Hundreds of schools around the country are occupied by students—in Rio alone there are over 73 occupied schools. The parents and teachers, who are against the coup as well, come and cook them lunch, and hold special classes and debates about the coup. Universities are also occupied by students.
School in Rio occupied in protest against the coup.
Offices of the Ministry of Culture around the country have been occupied.
Ministry of Culture office in Florianopolis occupied in protest against the coup.
Artists have held many concerts all around the country, made videos, created sambas against the coup—all different kinds of expression. Intellectuals organized an “escrache” against Cardoso in New York, which he ran from canceling his presence in the event.
The “escraches” are happening everywhere. The golpistas have no peace. Aecio Nevez, one of the main coup plotters and corrupt senator from the PSDB Party, was in Leblon Beach in Rio with his family when a woman came filming with her cell phone yelling, “Attention, golpista. Watch out, golpista.” He is shown picking up his things and leaving the beach.
Golpista president Michel Temer was spending the weekend with his family in Sao Paulo and 30 thousand homeless workers marched towards his house to not let him rest. The first social program from the Workers Party destroyed by the golpista government was Minha Casa, Minha Vida (My House, My Life), directly affecting these workers. The police freaked out and declared the area a national security zone closing down the streets in the area.
Thirty thousand homeless workers march to the house of golpista president Michel Temer.
The workers marched there anyway and started to set up a camp in a square near by. Later on, the riot police came with water tanks and tear gas and forced the workers out. The contradiction here is the governor of Sao Paulo, Alckmin, led the right wing protesters’ camp in Paulista Ave. (our Wall St.) for two months during Dilma’s impeachment voting process and the workers couldn’t stay one night.
The day after the audio came out, senators from the left had dinner with Dilma where they said there is a possibility they will gain votes to her side for the next round in the Senate and the impeachment would be blocked and she could return to her seat. They also said they told her that she must change her economic policy and her policy of concessions if she returns.
This audio has definitely made not only Temer weaker, but the congress as well. By stopping this and bringing her back, the congress might think that they can get out of this situation still looking good in the eyes of the people and the international community.
The thing is that none of it is enough. There are still strong forces at play in this coup that the people will have to stop. The audio recordings reveal the Supreme Court as the main player behind the coup. All golpistas in the recordings are afraid of the Supreme Court, because by controlling the investigations, they have extreme power. And they hate Dilma and the Workers Party even though a good number of them are sitting there because of Dilma and Lula.
We also have the United States, which is a big player. They are playing the same strategy played in Honduras and Paraguay, a parliamentary coup, where the United States sits aside and pretends nothing illegal is happening and that it “has faith and trust in the institutions of that country.”

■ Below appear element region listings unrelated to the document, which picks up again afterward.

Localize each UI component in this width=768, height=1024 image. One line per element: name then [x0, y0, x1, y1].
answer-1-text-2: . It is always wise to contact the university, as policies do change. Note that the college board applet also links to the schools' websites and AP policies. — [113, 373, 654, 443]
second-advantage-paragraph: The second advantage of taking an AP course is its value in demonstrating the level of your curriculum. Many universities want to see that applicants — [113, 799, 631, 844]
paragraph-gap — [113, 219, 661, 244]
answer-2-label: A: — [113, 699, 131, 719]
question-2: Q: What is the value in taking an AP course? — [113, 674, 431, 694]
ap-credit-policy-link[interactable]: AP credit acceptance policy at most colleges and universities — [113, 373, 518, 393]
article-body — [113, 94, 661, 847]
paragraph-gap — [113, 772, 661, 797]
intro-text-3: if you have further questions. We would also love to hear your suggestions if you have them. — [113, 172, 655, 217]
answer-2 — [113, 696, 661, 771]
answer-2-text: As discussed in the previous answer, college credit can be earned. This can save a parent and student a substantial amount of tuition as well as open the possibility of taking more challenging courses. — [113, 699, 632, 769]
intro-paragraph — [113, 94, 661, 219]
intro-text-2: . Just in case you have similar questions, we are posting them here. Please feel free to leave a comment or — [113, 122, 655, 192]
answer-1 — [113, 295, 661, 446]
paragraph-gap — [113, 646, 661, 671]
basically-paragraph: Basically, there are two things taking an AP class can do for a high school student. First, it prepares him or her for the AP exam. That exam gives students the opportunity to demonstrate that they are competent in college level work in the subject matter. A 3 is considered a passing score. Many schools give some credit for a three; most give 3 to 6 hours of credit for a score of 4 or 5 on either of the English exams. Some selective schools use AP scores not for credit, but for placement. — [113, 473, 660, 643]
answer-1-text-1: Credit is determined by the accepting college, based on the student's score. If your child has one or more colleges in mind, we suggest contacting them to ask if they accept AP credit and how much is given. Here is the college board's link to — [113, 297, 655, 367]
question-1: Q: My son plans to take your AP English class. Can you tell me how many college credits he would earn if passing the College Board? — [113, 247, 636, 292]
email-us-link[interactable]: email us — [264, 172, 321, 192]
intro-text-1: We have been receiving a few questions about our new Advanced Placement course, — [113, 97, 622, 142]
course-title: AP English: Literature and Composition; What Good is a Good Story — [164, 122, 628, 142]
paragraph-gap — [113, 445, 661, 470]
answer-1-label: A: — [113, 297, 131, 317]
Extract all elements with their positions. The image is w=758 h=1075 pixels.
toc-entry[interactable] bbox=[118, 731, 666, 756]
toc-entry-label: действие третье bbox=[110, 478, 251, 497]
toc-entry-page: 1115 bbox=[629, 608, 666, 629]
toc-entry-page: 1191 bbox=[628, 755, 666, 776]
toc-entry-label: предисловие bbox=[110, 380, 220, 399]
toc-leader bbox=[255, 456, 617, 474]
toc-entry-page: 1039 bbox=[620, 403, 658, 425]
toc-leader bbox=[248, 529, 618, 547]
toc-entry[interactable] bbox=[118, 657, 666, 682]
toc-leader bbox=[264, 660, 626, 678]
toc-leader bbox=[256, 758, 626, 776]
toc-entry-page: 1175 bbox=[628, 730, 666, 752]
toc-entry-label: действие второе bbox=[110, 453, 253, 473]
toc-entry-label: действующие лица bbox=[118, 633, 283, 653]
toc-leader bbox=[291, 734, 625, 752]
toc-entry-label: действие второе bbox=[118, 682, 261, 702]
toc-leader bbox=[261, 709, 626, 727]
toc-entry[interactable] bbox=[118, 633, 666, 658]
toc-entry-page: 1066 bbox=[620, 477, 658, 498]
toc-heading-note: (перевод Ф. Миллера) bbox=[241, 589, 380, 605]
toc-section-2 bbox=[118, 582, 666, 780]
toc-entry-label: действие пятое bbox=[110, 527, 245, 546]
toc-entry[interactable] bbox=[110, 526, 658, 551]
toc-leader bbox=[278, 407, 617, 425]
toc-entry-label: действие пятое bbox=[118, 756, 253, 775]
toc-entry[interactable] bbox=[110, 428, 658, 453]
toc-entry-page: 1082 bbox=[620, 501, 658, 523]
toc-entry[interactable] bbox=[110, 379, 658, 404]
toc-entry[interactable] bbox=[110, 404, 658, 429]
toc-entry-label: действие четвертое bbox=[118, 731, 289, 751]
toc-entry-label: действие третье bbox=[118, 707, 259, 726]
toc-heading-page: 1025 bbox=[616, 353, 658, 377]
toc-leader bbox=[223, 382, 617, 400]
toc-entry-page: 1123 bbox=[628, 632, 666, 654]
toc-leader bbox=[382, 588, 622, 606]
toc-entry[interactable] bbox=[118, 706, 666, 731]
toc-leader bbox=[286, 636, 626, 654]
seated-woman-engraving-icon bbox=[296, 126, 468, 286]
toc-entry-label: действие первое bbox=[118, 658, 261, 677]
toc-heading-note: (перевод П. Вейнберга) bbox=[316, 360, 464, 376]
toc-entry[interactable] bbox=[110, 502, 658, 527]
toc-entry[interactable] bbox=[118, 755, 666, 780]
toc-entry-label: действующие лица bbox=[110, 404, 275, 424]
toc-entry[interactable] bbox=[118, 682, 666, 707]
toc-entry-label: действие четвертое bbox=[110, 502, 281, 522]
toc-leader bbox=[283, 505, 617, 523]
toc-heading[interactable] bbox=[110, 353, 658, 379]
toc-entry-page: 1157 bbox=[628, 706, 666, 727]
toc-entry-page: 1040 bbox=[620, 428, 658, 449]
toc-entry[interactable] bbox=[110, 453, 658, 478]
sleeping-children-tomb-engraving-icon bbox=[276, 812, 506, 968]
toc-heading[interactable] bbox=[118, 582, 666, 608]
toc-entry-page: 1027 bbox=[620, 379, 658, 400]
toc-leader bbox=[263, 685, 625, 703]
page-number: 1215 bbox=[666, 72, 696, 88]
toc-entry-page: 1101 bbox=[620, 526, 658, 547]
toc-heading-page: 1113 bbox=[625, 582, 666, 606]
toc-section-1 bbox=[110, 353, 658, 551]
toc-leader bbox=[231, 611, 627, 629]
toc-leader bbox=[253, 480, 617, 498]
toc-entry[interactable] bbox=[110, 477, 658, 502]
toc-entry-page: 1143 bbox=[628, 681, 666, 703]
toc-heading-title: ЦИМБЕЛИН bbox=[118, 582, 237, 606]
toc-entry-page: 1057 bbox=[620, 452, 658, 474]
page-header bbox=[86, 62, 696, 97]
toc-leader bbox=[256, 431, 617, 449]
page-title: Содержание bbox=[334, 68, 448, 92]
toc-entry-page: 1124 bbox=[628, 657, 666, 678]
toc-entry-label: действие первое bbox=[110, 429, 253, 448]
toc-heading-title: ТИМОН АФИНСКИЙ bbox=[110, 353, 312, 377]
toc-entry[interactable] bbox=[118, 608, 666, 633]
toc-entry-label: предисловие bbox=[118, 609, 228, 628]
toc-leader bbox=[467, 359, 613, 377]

Wikileaks has shown the coup president Michel Temer in its diplomatic cables as an informant to the United States. The foreign minister of the golpista government is Jose Serra, who has a record of serving U.S. interests as well. He was a candidate against Lula (2002) and Dilma (2010), and on both occasions he met with Chevron to plan how to sell Petrobras. His first international trip was to Argentina to meet President Macri to discuss “improvements for Mercosur.”
But arriving there, he was met with Argentinians prepared to “escrache” him and denounce him as a golpista. He had to go through the back door and even then was surrounded by protesters.
These manifestations against the coup continue to grow and expand within society, happening even internationally, showing these golpistas that they won’t have one minute of peace.
I agree with those who lived the 1964 coup, and are living this one, it’s not the same Brazil.